Todo esto está lleno de gente en un día como hizo ayer, y los cursos de agua repletos de embarcaciones de todo porte, desde los catamaranes que sólo pueden navegar por río hasta los botes para una o dos personas y los kayaks, más botes taxi, botes supermercado, lanchas a motor y demás, aunque (ahora que lo pienso) nada de veleros.
La ciudad en sí parece bien cuidada y está claro que han trabajado mucho en ella recientemente. Está el casino, el Puerto de Frutos (un inmenso mercado de artesanías) y el Parque de la Costa, donde no entramos. Casi todos los que vinieron con nosotros en el bus, especialmente los jóvenes, pasaron la tarde entera en el Parque, donde por lo que oí lo más emocionante que hicieron (aparte de hacer cola durante horas bajo el sol para entrar a los juegos) fue ver cómo otros se mareaban y vomitaban, y experimentar fugaces rushes de adrenalina que debieron ser como maná del cielo para sus cerebros necesitados de sobreestimulación. (No, no estoy en contra de los parques de diversiones. Simplemente digo que a) yo no pago para hacer colas de una hora, quizá las haría si me pagaran a mí, b) si tan jóvenes y descontrolados son, hay alternativas para conseguir emoción de verdad.)
Entrar al Puerto de Frutos es como mirar un Aleph de lo artesanal y accesorio. En cuanto a variedad, no superaba la de todas las ferias de artesanos que he visto (juntas); los precios eran sorprendentemente bajos. Sospecho que muchas de las cosas que vimos allí, si no son vendidas, terminarán en ferias similares aquí en Rosario, con recargos del 50 al 100%.
El calor apretaba, de manera que botella de agua en mano abandonamos el mercado y, con frecuentes paradas para descansar, recorrimos el Paseo Victorica hasta su extremo, donde está el flamante Museo de Arte, restaurado el año pasado y con la correspondiente placa atribuyendo la obra al intendente Ricardo Ubieto, que según me entero ahora murió en 2006 después de gobernar casi 20 años seguidos el partido de Tigre.
Volvimos a paso vivo, y llegamos con quince minutos de tiempo sobrante al bus. El apuro resultó inútil ya que hubo que esperar a un grupo de veinteañeros que se divirtieron tanto, pero tanto, que llegaron veinte minutos después de la hora señalada para partir, y que no se dieron por aludidos cuando la coordinadora mencionó que íbamos a demorar un poco más de lo previsto.
Mi balance del día fue bueno.
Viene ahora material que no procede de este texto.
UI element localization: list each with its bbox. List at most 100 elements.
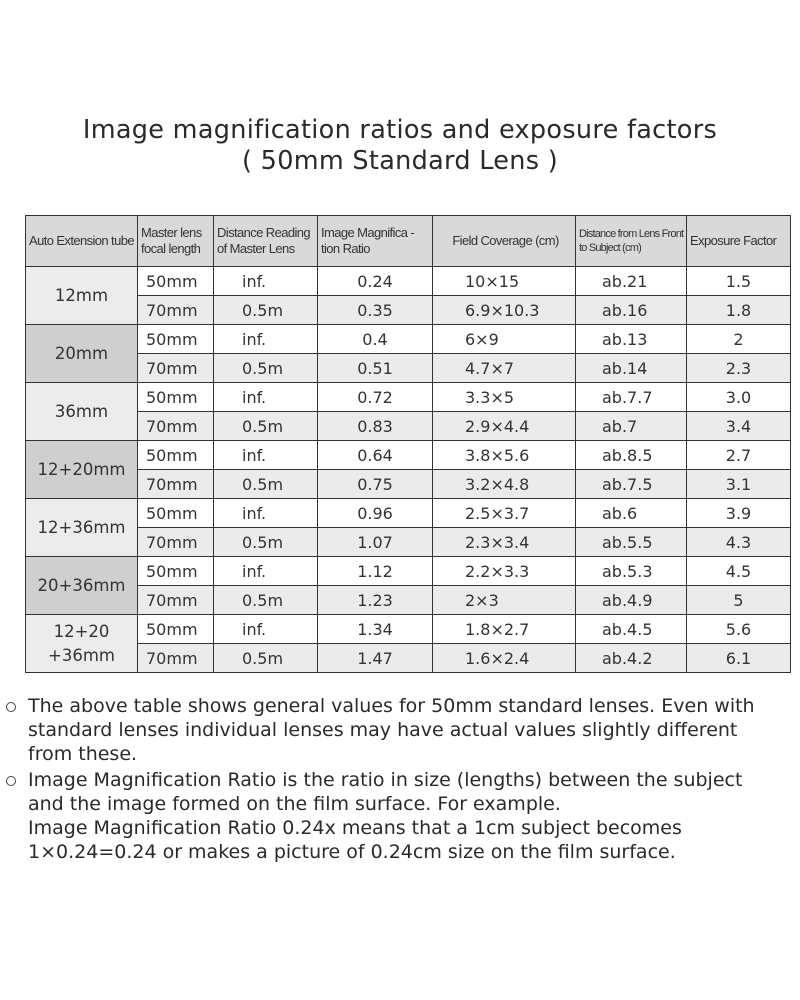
- table-row: 20mm 50mm inf. 0.4 6×9 ab.13 2: [25, 324, 791, 383]
- cell-distance-reading: 0.5m: [213, 585, 318, 615]
- cell-exposure-factor: 6.1: [686, 643, 791, 673]
- extension-tube-label: 20mm: [54, 343, 109, 363]
- cell-distance-to-subject: ab.21: [575, 266, 687, 296]
- cell-distance-to-subject: ab.4.9: [575, 585, 687, 615]
- cell-distance-reading: 0.5m: [213, 469, 318, 499]
- cell-exposure-factor: 3.1: [686, 469, 791, 499]
- cell-distance-reading: 0.5m: [213, 643, 318, 673]
- header-field-coverage: Field Coverage (cm): [432, 215, 576, 267]
- table-row: 70mm 0.5m 1.47 1.6×2.4 ab.4.2 6.1: [26, 643, 791, 673]
- cell-focal-length: 70mm: [137, 643, 214, 673]
- cell-field-coverage: 3.2×4.8: [432, 469, 576, 499]
- cell-focal-length: 70mm: [137, 469, 214, 499]
- cell-distance-to-subject: ab.4.2: [575, 643, 687, 673]
- cell-distance-to-subject: ab.13: [575, 324, 687, 354]
- note-line: standard lenses individual lenses may ha…: [28, 719, 738, 741]
- cell-exposure-factor: 4.3: [686, 527, 791, 557]
- cell-exposure-factor: 2.3: [686, 353, 791, 383]
- note-line: 1×0.24=0.24 or makes a picture of 0.24cm…: [28, 841, 676, 863]
- cell-focal-length: 50mm: [137, 614, 214, 644]
- cell-distance-reading: inf.: [213, 440, 318, 470]
- cell-distance-reading: inf.: [213, 324, 318, 354]
- magnification-table: Auto Extension tube Master lens focal le…: [25, 215, 791, 673]
- cell-distance-reading: 0.5m: [213, 295, 318, 325]
- cell-field-coverage: 2.3×3.4: [432, 527, 576, 557]
- cell-extension-tube: 36mm: [25, 382, 138, 441]
- cell-distance-reading: 0.5m: [213, 527, 318, 557]
- cell-magnification-ratio: 0.72: [317, 382, 433, 412]
- cell-focal-length: 50mm: [137, 382, 214, 412]
- extension-tube-label: 20+36mm: [37, 575, 126, 595]
- header-distance-to-subject: Distance from Lens Front to Subject (cm): [575, 215, 687, 267]
- extension-tube-label: 12+20mm: [37, 459, 126, 479]
- cell-exposure-factor: 5: [686, 585, 791, 615]
- cell-focal-length: 70mm: [137, 527, 214, 557]
- cell-field-coverage: 2.2×3.3: [432, 556, 576, 586]
- table-row: 70mm 0.5m 0.35 6.9×10.3 ab.16 1.8: [26, 295, 791, 325]
- extension-tube-label: 36mm: [54, 401, 109, 421]
- header-distance-reading: Distance Reading of Master Lens: [213, 215, 318, 267]
- cell-magnification-ratio: 0.96: [317, 498, 433, 528]
- cell-focal-length: 70mm: [137, 585, 214, 615]
- cell-extension-tube: 12+36mm: [25, 498, 138, 557]
- cell-distance-reading: inf.: [213, 556, 318, 586]
- cell-field-coverage: 2.5×3.7: [432, 498, 576, 528]
- cell-magnification-ratio: 1.07: [317, 527, 433, 557]
- cell-distance-to-subject: ab.5.5: [575, 527, 687, 557]
- cell-magnification-ratio: 0.35: [317, 295, 433, 325]
- cell-distance-reading: inf.: [213, 266, 318, 296]
- cell-distance-reading: inf.: [213, 382, 318, 412]
- table-row: 70mm 0.5m 0.75 3.2×4.8 ab.7.5 3.1: [26, 469, 791, 499]
- cell-magnification-ratio: 1.47: [317, 643, 433, 673]
- cell-focal-length: 50mm: [137, 498, 214, 528]
- cell-magnification-ratio: 0.83: [317, 411, 433, 441]
- table-row: 70mm 0.5m 1.23 2×3 ab.4.9 5: [26, 585, 791, 615]
- cell-field-coverage: 1.8×2.7: [432, 614, 576, 644]
- table-row: 12+20mm 50mm inf. 0.64 3.8×5.6 ab.8.5 2.7: [25, 440, 791, 499]
- cell-distance-reading: 0.5m: [213, 353, 318, 383]
- header-image-magnification-ratio: Image Magnifica -tion Ratio: [317, 215, 433, 267]
- cell-magnification-ratio: 1.23: [317, 585, 433, 615]
- table-row: 12+20 +36mm 50mm inf. 1.34 1.8×2.7 ab.4.5 5.6: [25, 614, 791, 673]
- note-line: from these.: [28, 743, 138, 765]
- cell-field-coverage: 6×9: [432, 324, 576, 354]
- cell-extension-tube: 12mm: [25, 266, 138, 325]
- extension-tube-label: +36mm: [48, 645, 115, 665]
- table-row: 70mm 0.5m 1.07 2.3×3.4 ab.5.5 4.3: [26, 527, 791, 557]
- cell-distance-reading: 0.5m: [213, 411, 318, 441]
- table-row: 36mm 50mm inf. 0.72 3.3×5 ab.7.7 3.0: [25, 382, 791, 441]
- note-line: and the image formed on the film surface…: [28, 793, 561, 815]
- cell-distance-reading: inf.: [213, 498, 318, 528]
- cell-field-coverage: 2×3: [432, 585, 576, 615]
- cell-magnification-ratio: 0.4: [317, 324, 433, 354]
- note-line: Image Magnification Ratio is the ratio i…: [28, 769, 743, 791]
- cell-focal-length: 50mm: [137, 440, 214, 470]
- note-item: Image Magnification Ratio is the ratio i…: [6, 768, 800, 864]
- cell-extension-tube: 20+36mm: [25, 556, 138, 615]
- header-exposure-factor: Exposure Factor: [686, 215, 791, 267]
- cell-focal-length: 70mm: [137, 411, 214, 441]
- note-item: The above table shows general values for…: [6, 694, 800, 766]
- circle-bullet-icon: [6, 776, 16, 786]
- cell-field-coverage: 6.9×10.3: [432, 295, 576, 325]
- title-line-1: Image magnification ratios and exposure …: [82, 115, 718, 145]
- note-line: Image Magnification Ratio 0.24x means th…: [28, 817, 682, 839]
- cell-magnification-ratio: 0.24: [317, 266, 433, 296]
- cell-distance-to-subject: ab.14: [575, 353, 687, 383]
- cell-distance-to-subject: ab.4.5: [575, 614, 687, 644]
- cell-magnification-ratio: 0.64: [317, 440, 433, 470]
- header-auto-extension-tube: Auto Extension tube: [25, 215, 138, 267]
- cell-distance-to-subject: ab.5.3: [575, 556, 687, 586]
- extension-tube-label: 12+36mm: [37, 517, 126, 537]
- cell-field-coverage: 2.9×4.4: [432, 411, 576, 441]
- cell-distance-to-subject: ab.7.7: [575, 382, 687, 412]
- extension-tube-label: 12+20: [53, 621, 110, 641]
- cell-focal-length: 50mm: [137, 324, 214, 354]
- notes: The above table shows general values for…: [6, 694, 800, 866]
- cell-field-coverage: 4.7×7: [432, 353, 576, 383]
- cell-exposure-factor: 2.7: [686, 440, 791, 470]
- cell-distance-to-subject: ab.7: [575, 411, 687, 441]
- cell-extension-tube: 12+20 +36mm: [25, 614, 138, 673]
- table-row: 70mm 0.5m 0.51 4.7×7 ab.14 2.3: [26, 353, 791, 383]
- cell-distance-to-subject: ab.6: [575, 498, 687, 528]
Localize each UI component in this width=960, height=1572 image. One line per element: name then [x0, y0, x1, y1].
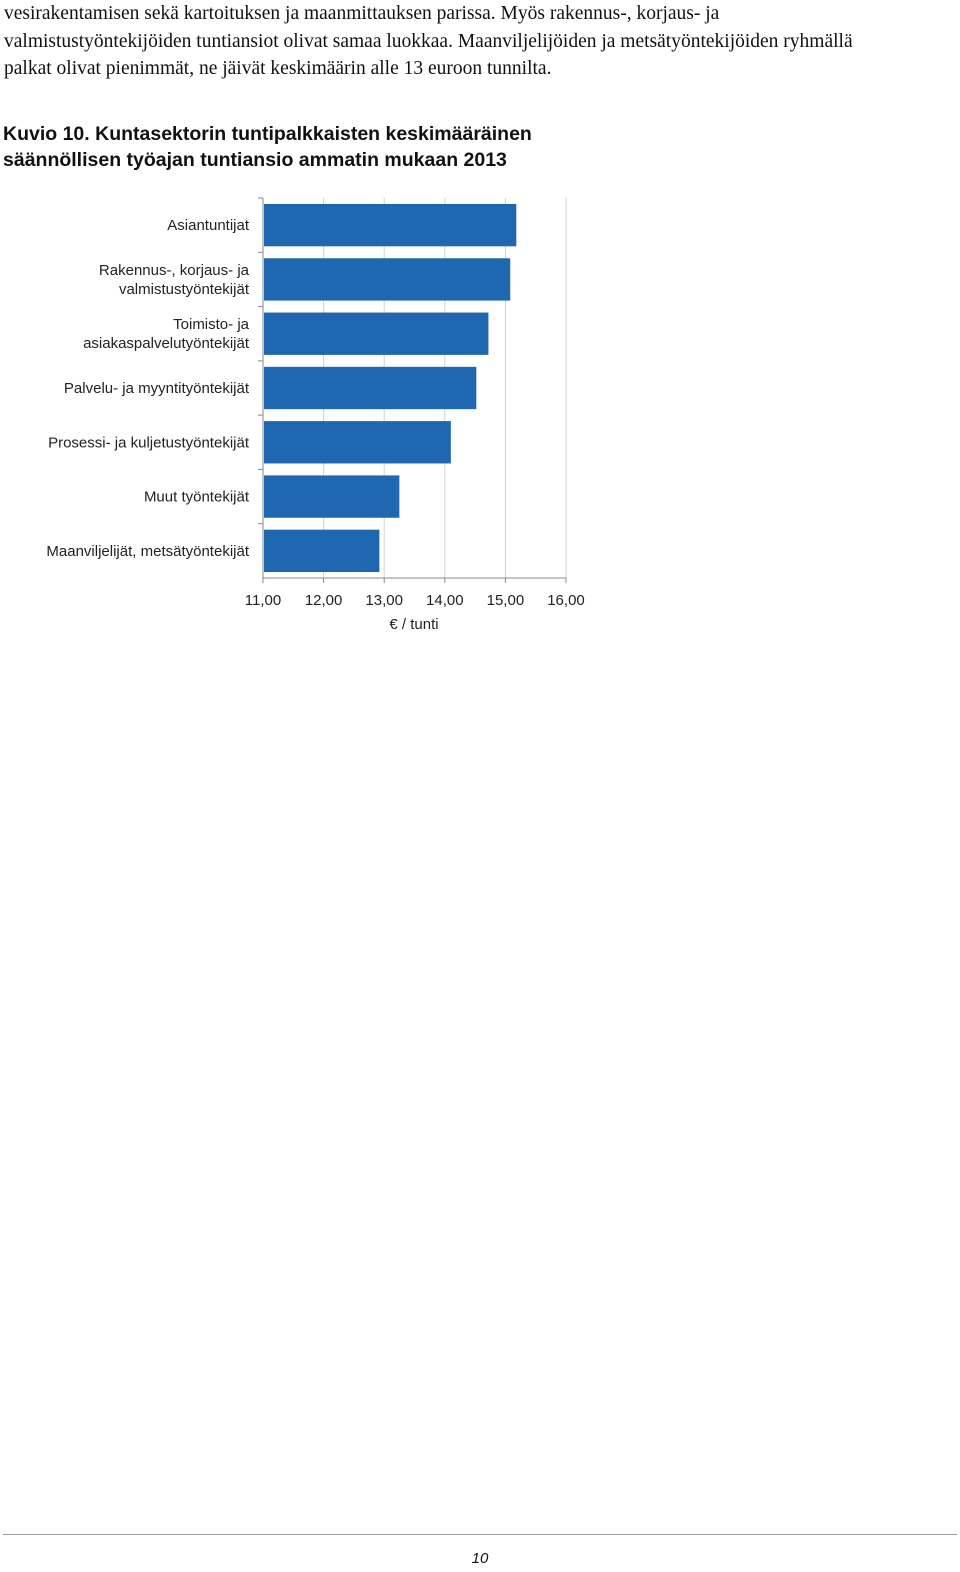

Marisa estaba (está) un poco enferma, congestionada y con tos, pero se tuvo en pie y sólo el calor estuvo por derribarnos. Cuando llegamos de vuelta, pasada la medianoche, me dolían todas las articulaciones. ¿Estaremos viejos? Hemos sobrevivido tormentas en Córdoba y escalado cerros bajo el mediodía de La Rioja, ¿nos matará un día de miniturismo? ¡La aventura espera!